Absolute attention is prayer.
"Prayer should be short and pure, unless it is prolonged under the inspiration of divine grace (Rule of Benedict, Chapter 20).
"Prayer is the breath of the soul, the life-energy of the spirit. It is the story of the interplay between God and me. It is the link between the inner and the outer life. It has its own rhythm. It is its own reality. There is no formula for it beyond the need to nourish it with both words and silence. But the process is a clear one, nevertheless.
"Prayer is made up of two dimensions. In the first, we breathe in the tradition, the faith, the search for God that has nurtured the spiritual life in others down through the ages. In the second, we breathe out the consciousness, the presence, the magnetism of the God who resides in our own heart, uniquely and privately ours.
"Benedict of Nursia, in his classic sixth-century rule for monastics, after writing twelve chapters on the ordering of the psalms in seven distinct daily prayer periods for his communities, ends the work with what might easily be read as a shocking, even contradictory, pronouncement.
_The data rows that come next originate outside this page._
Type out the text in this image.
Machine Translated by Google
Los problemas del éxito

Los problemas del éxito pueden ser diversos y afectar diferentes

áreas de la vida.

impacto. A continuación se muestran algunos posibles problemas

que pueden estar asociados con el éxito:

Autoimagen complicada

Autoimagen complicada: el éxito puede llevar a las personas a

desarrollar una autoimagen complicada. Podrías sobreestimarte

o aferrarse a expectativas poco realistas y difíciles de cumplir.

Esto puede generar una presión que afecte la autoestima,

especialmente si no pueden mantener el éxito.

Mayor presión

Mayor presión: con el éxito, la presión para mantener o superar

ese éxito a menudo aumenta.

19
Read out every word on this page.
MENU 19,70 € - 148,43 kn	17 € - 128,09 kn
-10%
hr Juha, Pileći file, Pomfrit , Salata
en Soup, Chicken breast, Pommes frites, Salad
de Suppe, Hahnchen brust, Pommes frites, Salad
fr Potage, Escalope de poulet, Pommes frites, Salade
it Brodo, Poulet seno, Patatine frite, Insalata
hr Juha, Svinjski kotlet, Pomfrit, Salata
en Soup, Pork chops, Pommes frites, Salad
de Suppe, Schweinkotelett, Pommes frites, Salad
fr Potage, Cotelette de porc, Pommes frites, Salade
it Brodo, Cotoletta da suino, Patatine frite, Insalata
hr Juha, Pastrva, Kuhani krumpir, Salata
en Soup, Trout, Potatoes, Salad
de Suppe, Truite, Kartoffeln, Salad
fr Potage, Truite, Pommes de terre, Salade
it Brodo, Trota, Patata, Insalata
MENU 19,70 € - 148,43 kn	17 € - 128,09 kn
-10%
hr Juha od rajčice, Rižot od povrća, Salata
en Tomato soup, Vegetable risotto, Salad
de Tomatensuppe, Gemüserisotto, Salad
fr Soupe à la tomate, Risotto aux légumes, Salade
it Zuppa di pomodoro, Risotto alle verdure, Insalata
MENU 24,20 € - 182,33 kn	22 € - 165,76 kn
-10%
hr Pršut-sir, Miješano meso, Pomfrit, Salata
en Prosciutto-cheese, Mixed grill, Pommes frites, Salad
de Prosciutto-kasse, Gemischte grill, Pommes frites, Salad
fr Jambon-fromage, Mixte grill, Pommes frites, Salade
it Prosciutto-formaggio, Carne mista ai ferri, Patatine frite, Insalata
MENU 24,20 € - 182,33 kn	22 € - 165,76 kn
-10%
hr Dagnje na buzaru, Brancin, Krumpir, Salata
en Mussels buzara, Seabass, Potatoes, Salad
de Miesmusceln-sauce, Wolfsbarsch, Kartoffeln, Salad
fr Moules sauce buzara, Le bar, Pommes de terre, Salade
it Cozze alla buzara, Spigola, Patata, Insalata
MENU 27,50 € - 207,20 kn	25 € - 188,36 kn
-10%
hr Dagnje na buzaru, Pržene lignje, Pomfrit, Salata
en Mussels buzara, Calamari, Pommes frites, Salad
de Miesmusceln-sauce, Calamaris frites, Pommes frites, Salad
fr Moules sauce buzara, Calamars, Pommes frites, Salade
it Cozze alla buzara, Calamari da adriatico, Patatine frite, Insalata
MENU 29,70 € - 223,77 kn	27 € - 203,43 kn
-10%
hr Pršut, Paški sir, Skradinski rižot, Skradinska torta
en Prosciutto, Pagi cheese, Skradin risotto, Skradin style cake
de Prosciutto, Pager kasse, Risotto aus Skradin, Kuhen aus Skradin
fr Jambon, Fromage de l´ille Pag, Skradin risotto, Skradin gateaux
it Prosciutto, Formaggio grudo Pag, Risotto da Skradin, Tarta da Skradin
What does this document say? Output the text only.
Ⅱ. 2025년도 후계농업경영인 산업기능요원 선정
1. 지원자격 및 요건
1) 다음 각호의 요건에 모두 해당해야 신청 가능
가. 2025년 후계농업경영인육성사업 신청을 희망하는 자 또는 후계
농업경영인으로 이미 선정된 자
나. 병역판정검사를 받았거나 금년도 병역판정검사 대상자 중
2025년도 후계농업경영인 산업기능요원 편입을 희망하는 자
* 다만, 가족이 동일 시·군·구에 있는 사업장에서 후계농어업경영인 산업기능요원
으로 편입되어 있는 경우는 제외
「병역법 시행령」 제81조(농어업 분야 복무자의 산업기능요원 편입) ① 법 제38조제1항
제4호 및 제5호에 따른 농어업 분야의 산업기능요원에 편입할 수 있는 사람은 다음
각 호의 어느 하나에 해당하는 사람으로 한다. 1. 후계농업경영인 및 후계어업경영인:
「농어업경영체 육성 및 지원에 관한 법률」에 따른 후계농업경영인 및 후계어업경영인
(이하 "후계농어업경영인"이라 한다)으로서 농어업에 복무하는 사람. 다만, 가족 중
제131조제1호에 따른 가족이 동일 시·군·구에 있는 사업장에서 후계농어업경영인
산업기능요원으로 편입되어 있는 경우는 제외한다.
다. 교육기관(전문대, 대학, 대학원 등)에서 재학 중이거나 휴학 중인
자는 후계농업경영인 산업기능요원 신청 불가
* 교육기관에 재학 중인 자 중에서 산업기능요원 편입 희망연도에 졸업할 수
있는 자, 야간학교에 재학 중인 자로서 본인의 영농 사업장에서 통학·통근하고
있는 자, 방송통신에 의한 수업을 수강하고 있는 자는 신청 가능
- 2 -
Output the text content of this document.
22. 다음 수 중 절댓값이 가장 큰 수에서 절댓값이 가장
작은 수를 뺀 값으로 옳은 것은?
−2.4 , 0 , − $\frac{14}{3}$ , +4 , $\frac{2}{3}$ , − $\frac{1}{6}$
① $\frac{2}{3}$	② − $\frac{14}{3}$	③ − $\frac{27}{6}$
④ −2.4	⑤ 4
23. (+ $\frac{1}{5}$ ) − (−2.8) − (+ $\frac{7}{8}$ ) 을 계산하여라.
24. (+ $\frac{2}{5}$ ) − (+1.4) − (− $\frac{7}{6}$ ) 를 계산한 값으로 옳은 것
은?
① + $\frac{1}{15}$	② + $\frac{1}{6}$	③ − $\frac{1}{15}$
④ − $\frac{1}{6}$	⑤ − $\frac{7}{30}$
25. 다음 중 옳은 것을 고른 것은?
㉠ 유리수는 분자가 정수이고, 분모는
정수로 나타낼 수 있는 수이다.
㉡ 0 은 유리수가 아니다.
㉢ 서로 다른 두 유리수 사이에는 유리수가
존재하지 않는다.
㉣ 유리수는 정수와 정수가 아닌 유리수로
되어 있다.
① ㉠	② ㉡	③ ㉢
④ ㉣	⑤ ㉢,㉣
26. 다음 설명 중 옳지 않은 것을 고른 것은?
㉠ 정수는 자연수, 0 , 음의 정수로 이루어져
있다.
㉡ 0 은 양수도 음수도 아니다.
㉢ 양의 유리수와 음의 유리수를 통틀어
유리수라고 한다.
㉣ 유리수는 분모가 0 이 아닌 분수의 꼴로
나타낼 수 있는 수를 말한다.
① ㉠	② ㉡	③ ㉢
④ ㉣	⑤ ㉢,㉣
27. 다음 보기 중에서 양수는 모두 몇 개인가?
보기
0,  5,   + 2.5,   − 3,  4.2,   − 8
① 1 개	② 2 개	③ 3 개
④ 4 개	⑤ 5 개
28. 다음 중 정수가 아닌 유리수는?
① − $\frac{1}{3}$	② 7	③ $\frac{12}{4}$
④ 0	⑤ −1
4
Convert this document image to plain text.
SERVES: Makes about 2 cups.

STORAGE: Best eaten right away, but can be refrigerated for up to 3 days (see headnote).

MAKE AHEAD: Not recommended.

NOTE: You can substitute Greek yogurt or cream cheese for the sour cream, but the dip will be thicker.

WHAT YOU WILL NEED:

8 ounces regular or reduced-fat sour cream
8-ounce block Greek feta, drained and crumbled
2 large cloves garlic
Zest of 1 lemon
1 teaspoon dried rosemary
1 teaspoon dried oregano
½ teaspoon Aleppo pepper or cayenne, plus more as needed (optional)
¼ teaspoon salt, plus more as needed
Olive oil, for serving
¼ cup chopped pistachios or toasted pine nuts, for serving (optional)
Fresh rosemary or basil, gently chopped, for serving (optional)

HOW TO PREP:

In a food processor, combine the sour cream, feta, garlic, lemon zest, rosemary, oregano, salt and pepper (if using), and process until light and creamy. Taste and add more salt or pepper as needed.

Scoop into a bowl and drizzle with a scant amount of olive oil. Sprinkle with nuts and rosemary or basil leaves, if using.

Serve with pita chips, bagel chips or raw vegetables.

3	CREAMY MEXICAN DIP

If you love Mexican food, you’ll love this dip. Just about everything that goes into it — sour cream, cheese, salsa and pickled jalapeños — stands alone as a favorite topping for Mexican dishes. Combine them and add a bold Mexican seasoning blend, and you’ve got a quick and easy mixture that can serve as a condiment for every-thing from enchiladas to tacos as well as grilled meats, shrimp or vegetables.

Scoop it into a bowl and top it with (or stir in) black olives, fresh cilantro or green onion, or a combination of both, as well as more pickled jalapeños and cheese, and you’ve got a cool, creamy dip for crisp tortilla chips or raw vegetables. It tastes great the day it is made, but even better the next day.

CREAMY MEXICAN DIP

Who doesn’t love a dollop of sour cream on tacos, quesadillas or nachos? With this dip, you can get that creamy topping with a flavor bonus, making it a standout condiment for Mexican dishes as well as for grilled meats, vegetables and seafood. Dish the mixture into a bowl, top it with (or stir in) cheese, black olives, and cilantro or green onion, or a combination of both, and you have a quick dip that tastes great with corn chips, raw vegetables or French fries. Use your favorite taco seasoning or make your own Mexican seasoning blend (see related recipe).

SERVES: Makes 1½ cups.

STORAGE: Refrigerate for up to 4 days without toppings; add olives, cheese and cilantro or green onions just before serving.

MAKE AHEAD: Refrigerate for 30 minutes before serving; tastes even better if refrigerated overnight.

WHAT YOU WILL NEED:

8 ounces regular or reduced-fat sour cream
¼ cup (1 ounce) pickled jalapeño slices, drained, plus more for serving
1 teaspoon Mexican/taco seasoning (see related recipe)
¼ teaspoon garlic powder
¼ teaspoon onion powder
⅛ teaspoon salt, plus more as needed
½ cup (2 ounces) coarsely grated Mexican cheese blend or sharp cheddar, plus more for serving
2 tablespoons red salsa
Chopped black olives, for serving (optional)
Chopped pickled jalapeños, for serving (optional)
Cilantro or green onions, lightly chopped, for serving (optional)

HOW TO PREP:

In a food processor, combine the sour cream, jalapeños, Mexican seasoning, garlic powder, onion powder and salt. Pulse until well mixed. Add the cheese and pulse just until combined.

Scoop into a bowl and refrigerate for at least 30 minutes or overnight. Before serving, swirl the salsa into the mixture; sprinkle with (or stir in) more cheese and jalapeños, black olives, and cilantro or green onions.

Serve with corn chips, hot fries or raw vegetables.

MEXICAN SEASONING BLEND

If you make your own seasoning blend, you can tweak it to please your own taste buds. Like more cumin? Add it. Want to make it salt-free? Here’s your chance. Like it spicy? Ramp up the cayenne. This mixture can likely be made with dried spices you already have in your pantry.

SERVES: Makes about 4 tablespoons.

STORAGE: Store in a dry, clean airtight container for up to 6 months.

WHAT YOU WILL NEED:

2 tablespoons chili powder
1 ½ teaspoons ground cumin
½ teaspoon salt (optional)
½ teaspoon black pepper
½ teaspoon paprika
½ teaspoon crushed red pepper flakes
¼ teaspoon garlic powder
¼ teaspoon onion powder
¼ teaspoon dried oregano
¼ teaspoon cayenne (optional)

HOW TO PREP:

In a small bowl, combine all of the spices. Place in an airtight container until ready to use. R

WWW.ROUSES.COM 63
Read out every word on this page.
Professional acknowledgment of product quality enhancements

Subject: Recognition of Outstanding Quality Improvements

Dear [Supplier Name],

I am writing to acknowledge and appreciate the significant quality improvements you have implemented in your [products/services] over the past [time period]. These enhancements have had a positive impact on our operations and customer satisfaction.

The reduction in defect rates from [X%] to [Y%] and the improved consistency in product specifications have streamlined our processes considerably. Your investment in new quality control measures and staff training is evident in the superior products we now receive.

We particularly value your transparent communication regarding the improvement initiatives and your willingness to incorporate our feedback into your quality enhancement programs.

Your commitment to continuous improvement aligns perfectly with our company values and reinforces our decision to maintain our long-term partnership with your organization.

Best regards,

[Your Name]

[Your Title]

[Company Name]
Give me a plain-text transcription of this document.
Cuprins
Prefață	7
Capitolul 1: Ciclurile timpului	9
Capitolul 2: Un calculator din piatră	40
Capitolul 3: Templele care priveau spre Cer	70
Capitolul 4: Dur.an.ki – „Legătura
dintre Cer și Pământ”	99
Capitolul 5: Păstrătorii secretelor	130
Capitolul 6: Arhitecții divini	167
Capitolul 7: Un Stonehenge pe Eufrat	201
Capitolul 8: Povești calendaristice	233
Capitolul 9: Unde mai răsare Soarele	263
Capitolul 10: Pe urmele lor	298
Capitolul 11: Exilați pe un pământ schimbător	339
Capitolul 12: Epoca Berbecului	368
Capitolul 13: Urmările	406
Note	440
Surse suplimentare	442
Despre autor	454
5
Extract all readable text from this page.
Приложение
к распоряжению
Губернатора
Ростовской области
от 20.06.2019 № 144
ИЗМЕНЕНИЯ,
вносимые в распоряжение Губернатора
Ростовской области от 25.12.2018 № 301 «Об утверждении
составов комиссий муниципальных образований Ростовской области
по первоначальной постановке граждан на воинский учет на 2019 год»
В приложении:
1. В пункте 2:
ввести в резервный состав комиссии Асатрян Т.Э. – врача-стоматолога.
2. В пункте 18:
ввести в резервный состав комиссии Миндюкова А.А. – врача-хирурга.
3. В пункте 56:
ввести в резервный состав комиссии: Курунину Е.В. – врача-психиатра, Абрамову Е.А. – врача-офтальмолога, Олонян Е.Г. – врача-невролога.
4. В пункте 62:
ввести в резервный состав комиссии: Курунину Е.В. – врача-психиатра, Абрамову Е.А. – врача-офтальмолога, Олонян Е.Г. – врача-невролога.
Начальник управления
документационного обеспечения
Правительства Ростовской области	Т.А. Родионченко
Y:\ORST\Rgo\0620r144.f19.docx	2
He says clearly and succinctly, 'Prayer should be short and pure.' How do we explain the tension between the two positions?
"Once we understand the purpose and role of words in the spiritual life, the meaning is obvious. The prayer of words is simply meant to fill our minds and thoughts with an awareness of the nature of God and the attitudes of soul needed to immerse ourselves in the God-life.
"Then, once that is accomplished, as the philosopher Simone Weil states tersely, prayer becomes 'absolute attention.' We melt into the presence of God within. There the Great Silence of God becomes the central, major focus of our lives, the anchor of our hearts, the stabilizer that carries us through all the moments of life with all the emotional upheavals that implies on a straight and steady course directly to the heart of God.
"It captures all our attention. It becomes Liberator, Guide, and Center of our lives until the moment when, all of life's beauty and sorrow over, we melt into the life of God, complete in our growing, certain of our journey, drawn like a moth to a flame.
"All the words of faith have prepared us; all the attention to the Silence has burned away the dross. We are ready now. We are finally whole.
"MANTRA: Loving God, be in me so that I may be the sign of your presence to many.
"Rejoice always, pray constantly, and give thanks for everything."